汚染水問題への対応は、汚染水を増大させる建屋地下階への流入抑制と汚染水の安全な保管です。当面の課題は、安全な保管のため永久構造物として貯水槽の建設を急ぐべきです。
複雑な地下水の分布
また、建屋の地下への地下水の流入を止めるため、建屋を取り囲む凍土遮水壁の設置を計画していますが、大規模かつ長期にわたる実績は世界にもありません。ほかに提案された方式とともに実証試験で確認したうえで、慎重に実施されるべきです。
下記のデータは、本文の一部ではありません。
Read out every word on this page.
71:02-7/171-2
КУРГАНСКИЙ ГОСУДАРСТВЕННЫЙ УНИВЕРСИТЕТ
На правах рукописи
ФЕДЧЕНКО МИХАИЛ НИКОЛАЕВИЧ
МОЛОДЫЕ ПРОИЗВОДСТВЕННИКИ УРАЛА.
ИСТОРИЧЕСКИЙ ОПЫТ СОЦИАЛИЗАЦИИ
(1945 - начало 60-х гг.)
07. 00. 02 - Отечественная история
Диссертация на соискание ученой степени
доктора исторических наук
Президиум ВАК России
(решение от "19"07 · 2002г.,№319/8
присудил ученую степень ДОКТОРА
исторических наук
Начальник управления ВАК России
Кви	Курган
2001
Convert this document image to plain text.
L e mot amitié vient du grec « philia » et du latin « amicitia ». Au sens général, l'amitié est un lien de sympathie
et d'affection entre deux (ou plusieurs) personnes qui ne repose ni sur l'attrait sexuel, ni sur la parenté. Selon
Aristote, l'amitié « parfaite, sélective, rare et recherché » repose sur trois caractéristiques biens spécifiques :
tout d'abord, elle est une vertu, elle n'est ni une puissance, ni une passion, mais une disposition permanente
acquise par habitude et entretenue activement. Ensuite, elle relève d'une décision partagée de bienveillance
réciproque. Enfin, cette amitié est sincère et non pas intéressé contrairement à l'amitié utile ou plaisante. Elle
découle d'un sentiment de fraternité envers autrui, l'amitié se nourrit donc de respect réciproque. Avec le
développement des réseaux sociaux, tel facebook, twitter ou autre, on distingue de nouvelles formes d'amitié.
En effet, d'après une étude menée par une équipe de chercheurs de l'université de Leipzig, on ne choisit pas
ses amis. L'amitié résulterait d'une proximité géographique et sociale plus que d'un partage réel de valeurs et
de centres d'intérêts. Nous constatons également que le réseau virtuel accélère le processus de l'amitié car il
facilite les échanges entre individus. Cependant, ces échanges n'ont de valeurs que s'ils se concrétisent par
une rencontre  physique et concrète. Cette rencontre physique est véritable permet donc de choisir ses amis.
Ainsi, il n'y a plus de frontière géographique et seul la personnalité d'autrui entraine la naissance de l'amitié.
その際には、地質構造や地下水流の状況を広域に3次元的に調査・解析することが必要です。特に、岩盤内の地下水は浅いところの地下水と異なり、分布も挙動も非常に複雑です。
福島第1原発の敷地は、東電の資料によると、水をよく通す砂岩の下に、水を通しづらい泥岩、その下に砂岩と泥岩の互層、さらにその下に泥岩が分布しています。互層を流れる地下水は、港湾の外に湧出している可能性があります。このため互層の地下水が汚染された場合、汚染が外洋に直接放出されてしまう恐れがあります。港湾外もふくめて、海底で地下水の湧出を直接調べる必要があると思います。
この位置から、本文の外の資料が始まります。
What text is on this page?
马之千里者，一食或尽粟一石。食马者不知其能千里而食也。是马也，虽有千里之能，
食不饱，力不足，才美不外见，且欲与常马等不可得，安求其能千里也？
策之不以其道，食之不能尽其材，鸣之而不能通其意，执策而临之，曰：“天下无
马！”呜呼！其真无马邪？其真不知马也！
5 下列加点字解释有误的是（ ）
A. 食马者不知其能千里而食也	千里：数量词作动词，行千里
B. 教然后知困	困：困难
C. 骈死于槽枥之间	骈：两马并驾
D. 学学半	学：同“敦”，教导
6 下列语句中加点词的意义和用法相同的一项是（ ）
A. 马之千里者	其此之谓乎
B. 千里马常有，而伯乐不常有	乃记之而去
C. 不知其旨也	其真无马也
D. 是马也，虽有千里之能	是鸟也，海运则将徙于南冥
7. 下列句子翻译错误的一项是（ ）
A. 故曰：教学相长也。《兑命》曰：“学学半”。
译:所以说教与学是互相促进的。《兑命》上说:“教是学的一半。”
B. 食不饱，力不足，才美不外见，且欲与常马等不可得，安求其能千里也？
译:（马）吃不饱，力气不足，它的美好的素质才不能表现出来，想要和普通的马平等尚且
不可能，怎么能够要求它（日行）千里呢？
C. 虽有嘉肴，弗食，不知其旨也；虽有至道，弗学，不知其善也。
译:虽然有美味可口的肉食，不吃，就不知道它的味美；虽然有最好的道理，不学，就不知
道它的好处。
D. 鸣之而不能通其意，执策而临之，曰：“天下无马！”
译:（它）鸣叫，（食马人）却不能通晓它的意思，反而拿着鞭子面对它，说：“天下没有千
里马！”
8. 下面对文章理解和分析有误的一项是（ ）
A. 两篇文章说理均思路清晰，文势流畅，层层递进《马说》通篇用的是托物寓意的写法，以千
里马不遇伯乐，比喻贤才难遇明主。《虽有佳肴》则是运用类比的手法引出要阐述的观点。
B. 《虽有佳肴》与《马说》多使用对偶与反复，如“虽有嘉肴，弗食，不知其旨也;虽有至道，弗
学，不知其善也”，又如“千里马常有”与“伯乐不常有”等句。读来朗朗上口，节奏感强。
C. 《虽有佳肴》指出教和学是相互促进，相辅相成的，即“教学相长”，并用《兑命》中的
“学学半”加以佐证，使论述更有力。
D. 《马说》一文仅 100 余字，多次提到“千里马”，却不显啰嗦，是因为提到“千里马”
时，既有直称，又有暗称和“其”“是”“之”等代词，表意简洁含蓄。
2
現在、汚染された地下水の海への流出を止めるため、海側に水ガラスによる遮水壁がつくられていますが、地下水対策の基本は出口ではなく入り口です。遮水壁を施工したために地下水位が上昇し、慌てて地下水をくみ上げていますが、予測できたことです。さらに、水ガラスによる遮水はそれほど完璧ではないはずで、完成しても多少の漏出は続くはずです。このためより上流側で地下水の流入を防ぐ対策が必要です。
対策の再構築が必要
今回の政府の決定で、「廃炉・汚染水対策関係閣僚等会議」など政治の検討の場は用意されましたが、科学的な検討の場はいまだに十分ではありません。
地下貯水槽からの汚染水の漏出を契機につくられた政府の汚染水処理対策委員会も、科学的なバックアップが不十分です。会議で示される資料のデータは全て東電のもので、独自の調査はほとんど行われていません。
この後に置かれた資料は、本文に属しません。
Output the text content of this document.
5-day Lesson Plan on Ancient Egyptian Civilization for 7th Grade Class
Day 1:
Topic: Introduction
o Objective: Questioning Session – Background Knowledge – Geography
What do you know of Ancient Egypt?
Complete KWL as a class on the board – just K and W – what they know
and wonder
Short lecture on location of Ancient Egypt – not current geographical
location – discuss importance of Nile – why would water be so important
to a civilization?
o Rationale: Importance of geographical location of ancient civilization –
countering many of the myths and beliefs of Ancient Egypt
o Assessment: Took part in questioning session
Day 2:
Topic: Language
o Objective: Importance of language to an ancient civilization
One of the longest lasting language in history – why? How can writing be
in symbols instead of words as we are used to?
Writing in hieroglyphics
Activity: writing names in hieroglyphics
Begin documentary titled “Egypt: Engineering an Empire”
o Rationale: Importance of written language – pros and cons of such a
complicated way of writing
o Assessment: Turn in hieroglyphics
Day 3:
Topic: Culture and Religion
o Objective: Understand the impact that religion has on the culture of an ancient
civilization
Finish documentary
これまでの対症療法的対応でなく、リスクの洗い出し、予防的対策に切り替えていく必要性は、政府も認めています。総合的、抜本的な検討、対策の再構築が緊急の課題です。そのためには、科学的、技術的英知を結集する必要があります。いま、求められるのは研究所や大学などを動員した技術集団を結成することです。